Your situation is actually not that uncommon.
These days, file formats are complex and the programs that read them are often unforgiving when there’s something wrong with the file.
When only portions of a file are recovered, some of the information that the application relies on to open and interpret the file is so badly damaged that the application can’t even recognize the file to open it.
Typically, that happens when the first few pieces of the file are missing. But it actually can happen if any piece of the file is missing, out of order, or just otherwise unrecoverable.
Recovering text from files
When faced with this in the past, I’ve typically used a very bizarre technique that basically tries to recover as much of the text in the document as it can.
Now, I want to be clear about what I’m talking about here. When I say “text,” that means the words that I’ve written and only the words I’ve written. Using this technique, you will end up losing any formatting or layout information as well as any images.
But I’m assuming this is primarily a text document, so you want to recover all of the words.
Download the utility called Strings. It’s a command-line tool available from the TechNet portion of the Microsoft website.
Very often, the words that you write in a document are stored as plain text. It’s like writing it all in Notepad where there is no formatting. Word processing programs, like Word Perfect, Microsoft Word, and others add formatting and layout information to the file format, so you can see that a paragraph in your document is centered, in all italics, or on the next page. Nonetheless, the words are still in plain text.
Strings looks through a file that you specify on the command line and simply displays everything that it recognizes as being a plain-text string.
You may have to run it twice:
- In ASCII mode to get simple characters that you obviously would recognize.
- In Unicode mode. Sometimes, programs will store characters in Unicode. This allows them to store millions of different kinds of characters from around the planet. Even if you’re only writing in English, you’ll want to make sure that you run a Unicode scan.
One scan will probably be better than the other and it should be fairly quick to recognize, based on the output of the tool when you run it each of the two times.1
Next, you’ll redirect the output of the Strings tools to a file. This is simple command line stuff. Look up “redirect” or “command line redirect” in Windows. For example:
strings -A example.doc >recovered_example.txt
That dumps all of the plain text Strings that it can find into a new file, recovered_example.txt, which you can edit using notepad or whatever.

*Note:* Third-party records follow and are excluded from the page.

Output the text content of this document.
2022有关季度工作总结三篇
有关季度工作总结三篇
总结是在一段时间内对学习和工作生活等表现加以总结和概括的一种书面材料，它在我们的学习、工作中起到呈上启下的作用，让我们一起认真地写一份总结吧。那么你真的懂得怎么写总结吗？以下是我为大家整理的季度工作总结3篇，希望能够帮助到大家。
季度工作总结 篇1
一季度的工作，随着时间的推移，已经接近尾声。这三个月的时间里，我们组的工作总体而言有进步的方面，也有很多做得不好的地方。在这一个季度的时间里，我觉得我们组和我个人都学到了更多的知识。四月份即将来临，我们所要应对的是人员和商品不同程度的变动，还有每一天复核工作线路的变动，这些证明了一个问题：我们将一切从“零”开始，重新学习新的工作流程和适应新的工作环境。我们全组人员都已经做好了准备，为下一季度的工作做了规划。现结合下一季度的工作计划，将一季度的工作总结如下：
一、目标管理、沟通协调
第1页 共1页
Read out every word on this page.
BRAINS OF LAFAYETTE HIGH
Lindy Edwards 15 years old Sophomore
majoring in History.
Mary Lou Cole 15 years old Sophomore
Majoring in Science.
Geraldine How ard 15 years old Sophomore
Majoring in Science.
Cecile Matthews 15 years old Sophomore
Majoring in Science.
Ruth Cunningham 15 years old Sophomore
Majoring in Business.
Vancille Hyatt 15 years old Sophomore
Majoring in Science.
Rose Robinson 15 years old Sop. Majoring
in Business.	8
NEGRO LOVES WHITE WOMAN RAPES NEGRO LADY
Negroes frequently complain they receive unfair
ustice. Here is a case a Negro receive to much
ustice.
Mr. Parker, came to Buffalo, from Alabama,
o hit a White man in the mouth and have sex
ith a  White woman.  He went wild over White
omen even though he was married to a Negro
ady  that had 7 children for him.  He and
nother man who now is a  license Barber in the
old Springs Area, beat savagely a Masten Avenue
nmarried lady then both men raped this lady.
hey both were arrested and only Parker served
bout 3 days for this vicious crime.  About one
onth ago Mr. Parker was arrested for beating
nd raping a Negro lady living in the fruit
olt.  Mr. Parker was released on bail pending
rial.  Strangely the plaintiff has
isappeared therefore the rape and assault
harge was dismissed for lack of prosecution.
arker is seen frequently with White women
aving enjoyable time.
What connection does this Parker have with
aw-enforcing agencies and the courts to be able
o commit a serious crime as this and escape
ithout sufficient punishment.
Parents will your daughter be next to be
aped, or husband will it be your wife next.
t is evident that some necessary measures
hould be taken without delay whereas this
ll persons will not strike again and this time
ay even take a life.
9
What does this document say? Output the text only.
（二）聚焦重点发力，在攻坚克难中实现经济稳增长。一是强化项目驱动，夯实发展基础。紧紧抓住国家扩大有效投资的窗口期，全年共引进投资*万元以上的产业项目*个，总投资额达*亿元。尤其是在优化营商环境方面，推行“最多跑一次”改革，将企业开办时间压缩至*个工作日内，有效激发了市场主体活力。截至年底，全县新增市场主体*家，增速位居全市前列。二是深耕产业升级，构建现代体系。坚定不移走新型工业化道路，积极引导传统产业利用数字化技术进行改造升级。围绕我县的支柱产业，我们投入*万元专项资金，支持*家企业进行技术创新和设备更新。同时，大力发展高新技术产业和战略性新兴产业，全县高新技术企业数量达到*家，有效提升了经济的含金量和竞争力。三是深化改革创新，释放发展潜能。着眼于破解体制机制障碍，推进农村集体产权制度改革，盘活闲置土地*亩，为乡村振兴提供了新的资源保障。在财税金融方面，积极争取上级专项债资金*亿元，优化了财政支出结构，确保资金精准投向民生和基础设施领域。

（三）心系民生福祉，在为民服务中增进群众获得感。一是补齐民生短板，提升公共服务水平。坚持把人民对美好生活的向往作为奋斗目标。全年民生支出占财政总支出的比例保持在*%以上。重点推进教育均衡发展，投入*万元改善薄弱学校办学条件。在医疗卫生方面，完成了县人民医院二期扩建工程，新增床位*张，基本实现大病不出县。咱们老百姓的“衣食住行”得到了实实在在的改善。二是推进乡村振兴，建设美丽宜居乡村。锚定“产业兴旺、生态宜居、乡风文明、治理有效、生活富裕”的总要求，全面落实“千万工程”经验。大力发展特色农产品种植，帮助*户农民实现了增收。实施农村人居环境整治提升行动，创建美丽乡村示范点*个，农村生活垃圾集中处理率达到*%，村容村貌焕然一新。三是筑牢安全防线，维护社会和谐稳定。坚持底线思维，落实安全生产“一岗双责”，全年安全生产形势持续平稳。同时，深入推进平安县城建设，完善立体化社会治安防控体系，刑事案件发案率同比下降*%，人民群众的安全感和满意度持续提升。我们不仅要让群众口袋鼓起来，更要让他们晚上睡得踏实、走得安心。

You will see a lot of junk in these files. Some of it you can just delete. Hopefully, the majority of the text from the original document will be there.
I used Strings in the past. It’s been a while since I’ve done it, but Strings has helped me recover corrupt documents from time to time. It definitely beats having to retype everything from scratch.
Remember to backup
Now, I do have a recommendation that I’m sure everybody’s expecting me to say.
This wouldn’t have been a problem if the file had been backed up somewhere.
Even when you’re working on a document, it’s helpful to have a backup copy of it. Even if the backup is as recent as yesterday and you lose all of today’s work, you don’t lose everything.
So, use Strings to see if it will recover enough of your document and then start backing up that file in the future.